Runcard: "pepper.ini"
Data: "/Users/eno/.local/share/pepper"
Prepare parallel execution ...
None (single-threaded execution on CPU)
Initialise processes and event generation ...
Process: [ppjj]
PDF: NNPDF30_nlo_as_0118/0
 -> t mass = 173.07
 -> Z mass = 91.2
Begin generating 100 event batch(es) ...
1.32027e+08 +- 3.30267e+06 pb (2.50151 %)
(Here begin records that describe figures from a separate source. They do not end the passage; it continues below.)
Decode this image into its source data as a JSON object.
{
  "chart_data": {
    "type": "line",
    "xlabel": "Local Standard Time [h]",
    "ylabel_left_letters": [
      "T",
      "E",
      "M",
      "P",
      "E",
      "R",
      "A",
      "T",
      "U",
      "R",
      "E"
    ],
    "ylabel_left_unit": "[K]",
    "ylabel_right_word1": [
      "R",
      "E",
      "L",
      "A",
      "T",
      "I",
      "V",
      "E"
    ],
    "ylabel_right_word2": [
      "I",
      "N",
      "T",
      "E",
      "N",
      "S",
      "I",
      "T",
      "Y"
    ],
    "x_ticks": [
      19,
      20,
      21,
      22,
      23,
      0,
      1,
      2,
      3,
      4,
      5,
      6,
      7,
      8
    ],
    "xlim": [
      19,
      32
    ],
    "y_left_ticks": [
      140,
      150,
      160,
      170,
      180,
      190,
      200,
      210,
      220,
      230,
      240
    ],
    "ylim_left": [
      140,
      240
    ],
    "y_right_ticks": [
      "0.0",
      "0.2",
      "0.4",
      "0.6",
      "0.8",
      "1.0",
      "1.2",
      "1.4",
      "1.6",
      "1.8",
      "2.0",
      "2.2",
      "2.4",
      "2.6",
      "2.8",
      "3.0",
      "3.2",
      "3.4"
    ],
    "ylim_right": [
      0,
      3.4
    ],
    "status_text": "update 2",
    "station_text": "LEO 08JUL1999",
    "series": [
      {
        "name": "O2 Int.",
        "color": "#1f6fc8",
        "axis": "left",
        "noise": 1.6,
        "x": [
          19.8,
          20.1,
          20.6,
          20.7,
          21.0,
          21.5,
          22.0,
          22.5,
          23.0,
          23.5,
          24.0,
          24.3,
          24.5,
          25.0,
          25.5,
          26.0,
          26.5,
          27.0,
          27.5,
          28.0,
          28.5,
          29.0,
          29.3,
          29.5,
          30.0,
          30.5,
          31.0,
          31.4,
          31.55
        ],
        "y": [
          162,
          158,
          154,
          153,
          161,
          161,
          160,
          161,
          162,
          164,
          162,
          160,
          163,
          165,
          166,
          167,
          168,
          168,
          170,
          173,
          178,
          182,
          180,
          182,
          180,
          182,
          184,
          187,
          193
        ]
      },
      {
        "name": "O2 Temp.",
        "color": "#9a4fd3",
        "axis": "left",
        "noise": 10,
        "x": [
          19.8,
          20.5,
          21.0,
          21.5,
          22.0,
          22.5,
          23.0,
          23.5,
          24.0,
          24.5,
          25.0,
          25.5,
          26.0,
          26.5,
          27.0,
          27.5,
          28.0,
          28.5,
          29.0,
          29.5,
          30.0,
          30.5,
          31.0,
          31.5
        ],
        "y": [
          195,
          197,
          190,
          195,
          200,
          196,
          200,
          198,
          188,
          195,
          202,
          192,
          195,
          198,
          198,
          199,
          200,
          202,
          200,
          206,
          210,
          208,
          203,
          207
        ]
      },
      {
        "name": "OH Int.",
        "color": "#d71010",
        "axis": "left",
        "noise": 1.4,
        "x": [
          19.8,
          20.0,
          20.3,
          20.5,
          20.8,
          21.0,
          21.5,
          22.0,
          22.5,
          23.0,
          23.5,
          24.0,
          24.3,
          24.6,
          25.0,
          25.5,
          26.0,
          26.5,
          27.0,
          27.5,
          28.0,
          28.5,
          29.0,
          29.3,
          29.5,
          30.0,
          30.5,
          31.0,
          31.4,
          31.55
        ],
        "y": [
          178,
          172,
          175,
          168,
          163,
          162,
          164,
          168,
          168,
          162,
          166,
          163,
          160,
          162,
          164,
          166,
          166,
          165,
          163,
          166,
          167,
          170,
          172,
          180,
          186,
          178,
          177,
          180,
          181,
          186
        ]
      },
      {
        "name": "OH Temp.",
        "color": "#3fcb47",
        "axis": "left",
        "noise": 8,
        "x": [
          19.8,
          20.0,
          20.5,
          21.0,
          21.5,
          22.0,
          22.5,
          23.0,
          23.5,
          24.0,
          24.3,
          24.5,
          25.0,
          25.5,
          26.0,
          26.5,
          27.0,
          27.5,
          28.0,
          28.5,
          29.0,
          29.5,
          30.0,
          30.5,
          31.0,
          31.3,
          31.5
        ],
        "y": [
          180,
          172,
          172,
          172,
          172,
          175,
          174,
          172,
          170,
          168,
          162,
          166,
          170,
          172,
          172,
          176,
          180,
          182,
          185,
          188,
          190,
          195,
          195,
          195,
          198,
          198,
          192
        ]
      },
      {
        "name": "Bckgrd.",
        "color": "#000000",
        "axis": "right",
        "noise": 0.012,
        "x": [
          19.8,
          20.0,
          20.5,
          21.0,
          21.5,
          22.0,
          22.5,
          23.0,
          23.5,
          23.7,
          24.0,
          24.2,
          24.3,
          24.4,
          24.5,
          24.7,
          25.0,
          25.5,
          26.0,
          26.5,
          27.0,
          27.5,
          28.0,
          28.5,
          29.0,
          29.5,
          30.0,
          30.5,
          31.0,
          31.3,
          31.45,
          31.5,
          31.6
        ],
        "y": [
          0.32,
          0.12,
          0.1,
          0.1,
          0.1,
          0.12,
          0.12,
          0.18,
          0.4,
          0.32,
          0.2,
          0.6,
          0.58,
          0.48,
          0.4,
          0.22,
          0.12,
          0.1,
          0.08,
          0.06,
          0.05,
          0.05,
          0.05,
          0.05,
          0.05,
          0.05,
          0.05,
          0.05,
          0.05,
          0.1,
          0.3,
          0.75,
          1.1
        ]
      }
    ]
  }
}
1378 of 10000 events are non-zero (13.78 %)
0s elapsed
 -> Time per event: 1.7e-06s (2.11765e+09 events per hour)

We have suppressed event output using -Q which is why we only get the total cross section of the generated event sample as a result here. In addition, timing information is printed, such as the number of events generated per hour.